Shadow of Mordor has a Photo Mode now, and our first question was along the lines of “how would an Uruk use Instagram.” Until it occurred to us that they would use Instagram in precisely the same way everyone else does.
I used to ask if you had found a Final Game - specifically a videogame you could always return to, conceivably, a game-as-life-practice. I was going to posit that League of Legends ticks a few boxes I think might be crucial to the enterprise, but I am so angry at everything to do with that entire continuum that I don’t want to relive its horrors. The lessons are still there, I guess, even if the game makes me want to eat my own lips.
It was that kinda night.
Whatever the game is, it almost certainly must reside on the PC. It’s a realm that grants games a kind of immortality “in a world” where enforced annuality and the console arms race transform platforms into quicksand. It needs contemplative and immediate polarities of interaction. I am legitimately starting to wonder if the idea of a stable map - such as Summoner’s Rift, in The Game That Shall Not Be Named - that allows for endlessly iterable gameplay isn’t also necessary. Something that mirrors the “field” of a sport or the “board” of a game and constitutes a base of approach. I find algorithmic levels interesting for a time but, ironically I guess, I get bored of them must faster than I do a single thoughtfully made place. I like intention, I guess.
I don’t think it can have a set story, but I’d love to be wrong about that; I read 1984 every year, and it’s new every time. That rule may simply be an artifact of a specific period of games writing. For all the life human players can inflict on a system I think multiplayer is optional. I think ongoing content can simulate deep novelty but isn’t required. Back in the day I thought World of Warcraft was the Ur-Game, or an Ur-Game, but I don’t think it can have a subscription. I’m always going to like games that exist outside of this, but I’m not going to play The Witcher again when I’m sixty. But I’ll still be playing XCOM.
We have once again issued our Penny Arcade Scholarship, which as I have stated in the past always feels kind of Bad-Good. I feel more like I un-chose everyone else when I select a winner, because having a few ounces of personal correspondence and assorted surveillance on these lives makes you feel it. I wasn’t able to attend college at all on account of money, so when I read letters from people re: the debt load they’re taking on it’s something I hear with clarity. But we can help a little bit, right? We can return to them a couple moments each day which they can put toward their destiny. This time, we chose Anthony Scott. Go get ‘em, man. And stay in touch.
We’re bringing some great pins with us to PAX Australia at the end of the month. Here’s a look at the Pinny Arcade pins you’ll be able to collect in Melbourne this year!
In addition to these pins we will have the new staff pins, the unique pins for Tycho and I, as well as a few older sets. Can’t wait to get my trade on!

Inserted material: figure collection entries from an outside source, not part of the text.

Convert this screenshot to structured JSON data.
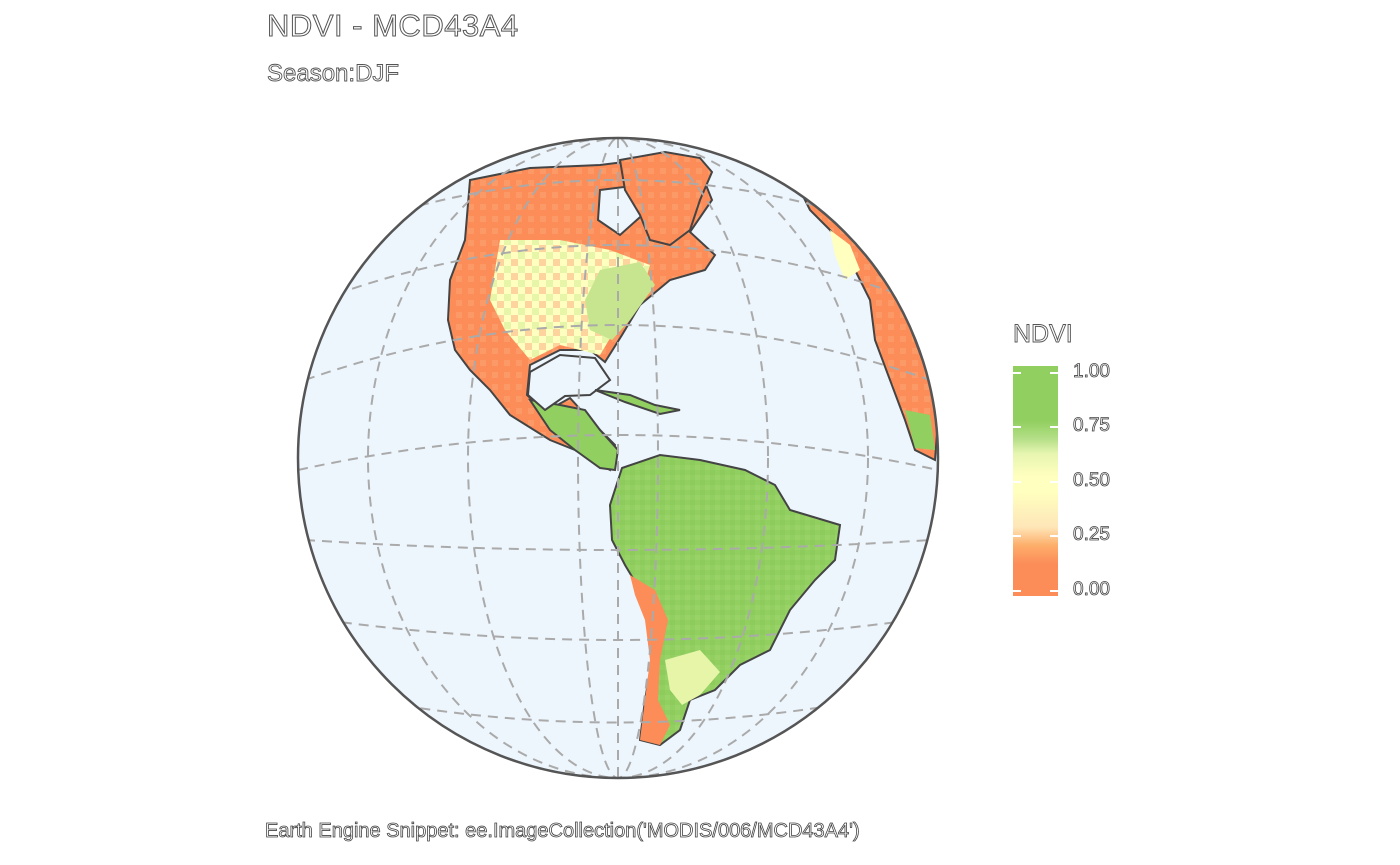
{
  "header": {
    "title": "NDVI - MCD43A4",
    "subtitle": "Season:DJF"
  },
  "caption": "Earth Engine Snippet: ee.ImageCollection('MODIS/006/MCD43A4')",
  "legend": {
    "title": "NDVI",
    "ticks": [
      "1.00",
      "0.75",
      "0.50",
      "0.25",
      "0.00"
    ],
    "colors": {
      "low": "#fc8d59",
      "mid": "#ffffbf",
      "high": "#91cf60"
    }
  },
  "map": {
    "projection": "orthographic",
    "graticule": "dashed",
    "ocean_color": "#eef6fd",
    "coastline_color": "#444444"
  }
}
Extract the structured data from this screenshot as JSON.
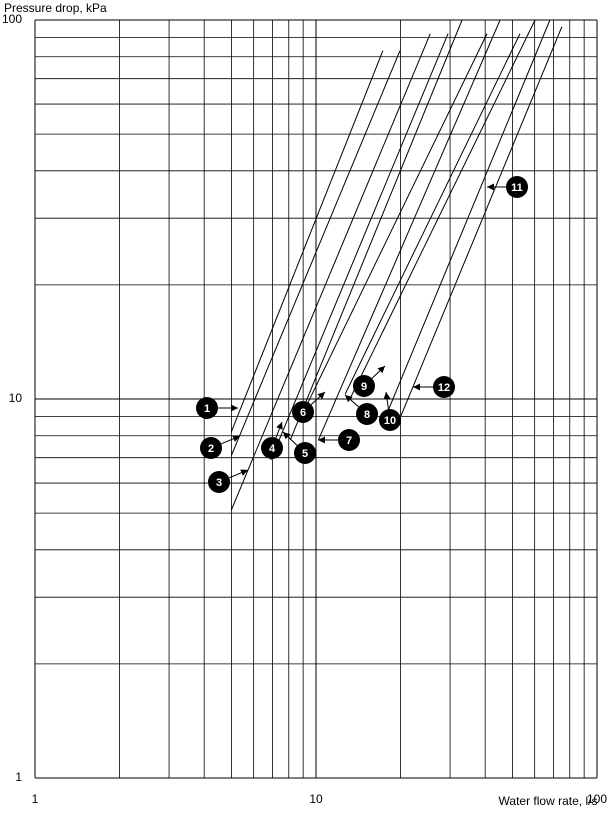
{
  "chart_data": {
    "type": "line",
    "y_label": "Pressure drop, kPa",
    "x_label": "Water flow rate, l/s",
    "log_x": true,
    "log_y": true,
    "grid": true,
    "minor_grid": true,
    "color": "#000000",
    "xlim": [
      1,
      100
    ],
    "ylim": [
      1,
      100
    ],
    "xticks": [
      1,
      10,
      100
    ],
    "yticks": [
      1,
      10,
      100
    ],
    "series": [
      {
        "x": [
          5,
          17.3
        ],
        "values": [
          8.2,
          83
        ]
      },
      {
        "x": [
          5,
          19.9
        ],
        "values": [
          7.1,
          83
        ]
      },
      {
        "x": [
          5,
          25.5
        ],
        "values": [
          5.1,
          92
        ]
      },
      {
        "x": [
          6.9,
          29.5
        ],
        "values": [
          6.9,
          92
        ]
      },
      {
        "x": [
          8.1,
          33.1
        ],
        "values": [
          7.8,
          100
        ]
      },
      {
        "x": [
          8.8,
          40.6
        ],
        "values": [
          8.9,
          92
        ]
      },
      {
        "x": [
          10.2,
          45.2
        ],
        "values": [
          7.8,
          100
        ]
      },
      {
        "x": [
          12.7,
          53.2
        ],
        "values": [
          10.3,
          92
        ]
      },
      {
        "x": [
          13.2,
          60.2
        ],
        "values": [
          10,
          100
        ]
      },
      {
        "x": [
          17.6,
          68
        ],
        "values": [
          8.9,
          100
        ]
      },
      {
        "x": [
          19.9,
          75
        ],
        "values": [
          8.9,
          96
        ]
      }
    ],
    "annotations": [
      "1",
      "2",
      "3",
      "4",
      "5",
      "6",
      "7",
      "8",
      "9",
      "10",
      "11",
      "12"
    ]
  }
}
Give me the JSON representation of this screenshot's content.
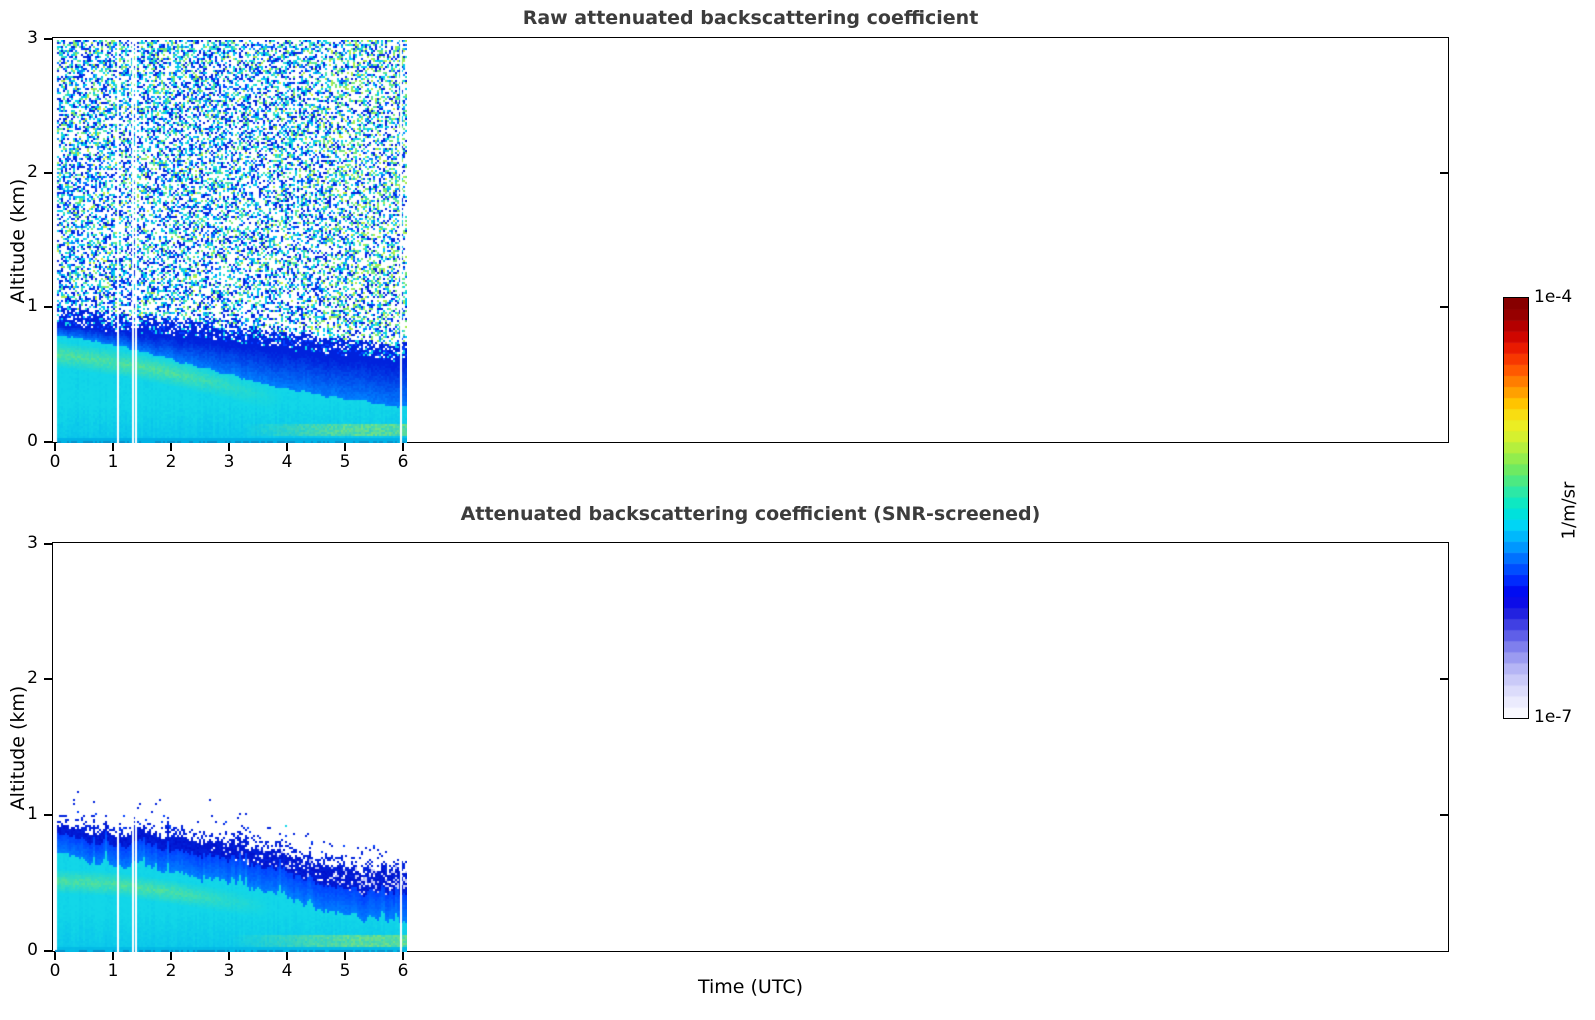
{
  "figure": {
    "background": "#ffffff",
    "title_color": "#3c3c3c",
    "text_color": "#000000",
    "spine_color": "#000000"
  },
  "colorbar": {
    "top_label": "1e-4",
    "bottom_label": "1e-7",
    "unit_label": "1/m/sr",
    "n_steps": 38,
    "stops_bottom_to_top": [
      "#ffffff",
      "#eaeafd",
      "#d2d2fa",
      "#b0b0f5",
      "#8585ee",
      "#5252e6",
      "#2222e0",
      "#0000ee",
      "#0030ff",
      "#0068ff",
      "#00a4ff",
      "#00d4f8",
      "#00e8d0",
      "#2fe9a4",
      "#62ea6a",
      "#9cee48",
      "#d2f132",
      "#f4ec1e",
      "#ffc400",
      "#ff8c00",
      "#ff5400",
      "#f02000",
      "#c80000",
      "#990000",
      "#7f0000"
    ]
  },
  "palette": {
    "deep_blue": "#0022dd",
    "blue": "#0040ff",
    "azure": "#0080ff",
    "sky": "#00b0f0",
    "cyan": "#12d7e8",
    "teal": "#2ee0cc",
    "spring": "#55e5a0",
    "green": "#72e678",
    "lime": "#a8ec50",
    "yellow_green": "#cdf03c",
    "lavender": "#aeb2f4",
    "pale_blue": "#d9dbfa",
    "low_cyan": "#00b4e4",
    "bottom_line": "#0894cc"
  },
  "noise_palette": [
    {
      "color": "#0022dd",
      "w": 0.3
    },
    {
      "color": "#0040ff",
      "w": 0.1
    },
    {
      "color": "#0080ff",
      "w": 0.1
    },
    {
      "color": "#00ccf0",
      "w": 0.22
    },
    {
      "color": "#2ee0cc",
      "w": 0.08
    },
    {
      "color": "#55e5a0",
      "w": 0.06
    },
    {
      "color": "#72e678",
      "w": 0.07
    },
    {
      "color": "#a8ec50",
      "w": 0.05
    },
    {
      "color": "#cdf03c",
      "w": 0.02
    }
  ],
  "chart_data": [
    {
      "type": "heatmap",
      "panel": "top",
      "title": "Raw attenuated backscattering coefficient",
      "ylabel": "Altitude (km)",
      "xlabel": "",
      "ylim": [
        0,
        3
      ],
      "yticks": [
        "0",
        "1",
        "2",
        "3"
      ],
      "ytick_values": [
        0,
        1,
        2,
        3
      ],
      "xticks": [
        "0",
        "1",
        "2",
        "3",
        "4",
        "5",
        "6"
      ],
      "xtick_values": [
        0,
        1,
        2,
        3,
        4,
        5,
        6
      ],
      "x_axis_range_hours": [
        0,
        24.1
      ],
      "data_time_range_hours": [
        0,
        6.05
      ],
      "gap_times_hours": [
        1.04,
        1.31,
        1.36,
        5.93
      ],
      "grid": false,
      "series": {
        "boundary_layer_top_km": {
          "t": [
            0,
            1,
            2,
            3,
            4,
            5,
            6
          ],
          "h": [
            0.88,
            0.85,
            0.8,
            0.75,
            0.7,
            0.66,
            0.62
          ]
        },
        "cyan_layer_top_km": {
          "t": [
            0,
            1,
            2,
            3,
            4,
            5,
            6
          ],
          "h": [
            0.8,
            0.74,
            0.62,
            0.5,
            0.4,
            0.33,
            0.27
          ]
        },
        "green_band_center_km": {
          "t": [
            0,
            1,
            2,
            3,
            4
          ],
          "h": [
            0.66,
            0.6,
            0.52,
            0.42,
            0.3
          ]
        },
        "near_surface_green_band_km": [
          0.05,
          0.14
        ]
      },
      "noise_region": {
        "description": "random speckle noise above boundary layer up to 3 km",
        "base_density": 0.47
      }
    },
    {
      "type": "heatmap",
      "panel": "bottom",
      "title": "Attenuated backscattering coefficient (SNR-screened)",
      "ylabel": "Altitude (km)",
      "xlabel": "Time (UTC)",
      "ylim": [
        0,
        3
      ],
      "yticks": [
        "0",
        "1",
        "2",
        "3"
      ],
      "ytick_values": [
        0,
        1,
        2,
        3
      ],
      "xticks": [
        "0",
        "1",
        "2",
        "3",
        "4",
        "5",
        "6"
      ],
      "xtick_values": [
        0,
        1,
        2,
        3,
        4,
        5,
        6
      ],
      "x_axis_range_hours": [
        0,
        24.1
      ],
      "data_time_range_hours": [
        0,
        6.03
      ],
      "gap_times_hours": [
        1.04,
        1.31,
        1.36,
        5.93
      ],
      "grid": false,
      "series": {
        "layer_top_km": {
          "t": [
            0,
            1,
            2,
            3,
            4,
            5,
            6
          ],
          "h": [
            0.93,
            0.9,
            0.84,
            0.78,
            0.71,
            0.64,
            0.58
          ]
        },
        "green_band_center_km": {
          "t": [
            0,
            1,
            2,
            3.5
          ],
          "h": [
            0.52,
            0.5,
            0.44,
            0.34
          ]
        },
        "near_surface_green_band_km": [
          0.04,
          0.13
        ],
        "deep_blue_edge_thickness_km": [
          0.06,
          0.17
        ],
        "blue_zone_thickness_km": [
          0.2,
          0.37
        ]
      },
      "noise_region": {
        "description": "screened: white above layer with sparse blue specks",
        "base_density": 0.003
      }
    }
  ]
}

I have suggested it on a few occasions, but I am something like a consultant(?) on Broodhollow. This is a sort of ornamental way of saying that I am essentially a fan with access to the creator. His writhing, newly-hatched larva is, no doubt, a veritable mine of horrors he can fold into his work - but we spent a few hours yesterday fully enunciating the spine of the setting and setting up the most pristine domino configuration to knock down over the course of the next year. The whiteboard in his office now resembles (if not fully manifests) the “crazy wall” universally embroidered by cult members and psychic children.
I told Gwarb about these works in an effort to instigate some kind of artistic bidding war, and it super didn’t go my way because I am essentially a stenographer. If he ever finds out about Dragon or whatever I’m fucked. The ride is over. I will have to begin writing exclusively as my Fursona (Scotty Spotts, leopard cub/quetzal, blue eyes, slogan: “I’m in the catbird seat!”)
Wasteland was the first game I ever bought with my own money, back on the C64. Well, the C128, in C64 mode. This was back when you saved your game directly to the floppy the game was on; I can remember getting myself into the kind of irrevocably fucked situations you find in traditionalist RPGs, thinking I’d basically lost a summer, when I found a recent save on the other side of the disc. I literally went and hugged my mom.
Wasteland 2 is out now, and for the type of game it is - the videogame equivalent of a fetish, practically speaking - it’s getting crazy love. I played it enough during beta to know that I wanted to play it “for real,” that is to say, after it had molted and chewed its way out of the sac, its carapace agleam. Sometimes, I don’t mind early. Nuclear Throne, an algorithmic action roguelike thing, I can play the shit out of that while its still soft in the middle. Roguelikes are especially good at being played as in progress works - new content simply appears or is integrated in line, sequenced by the fretting little mind at the heart of it. Something with a story, or something whose play is defined by vast, meshed, persistent systems doesn’t seem like a good time investment for sane people.
They just dropped a hilariously large changelog for their most recent patch, so dense was its body that I initially thought I was reading a novella about patching. I had notes for the author, certainly, but there was much to like. Characterization needed work. I love seeing it, though; they aren’t running away from it. You build trust this way. One more patch, maybe a little work with the shopvac around the edge, and I’m in.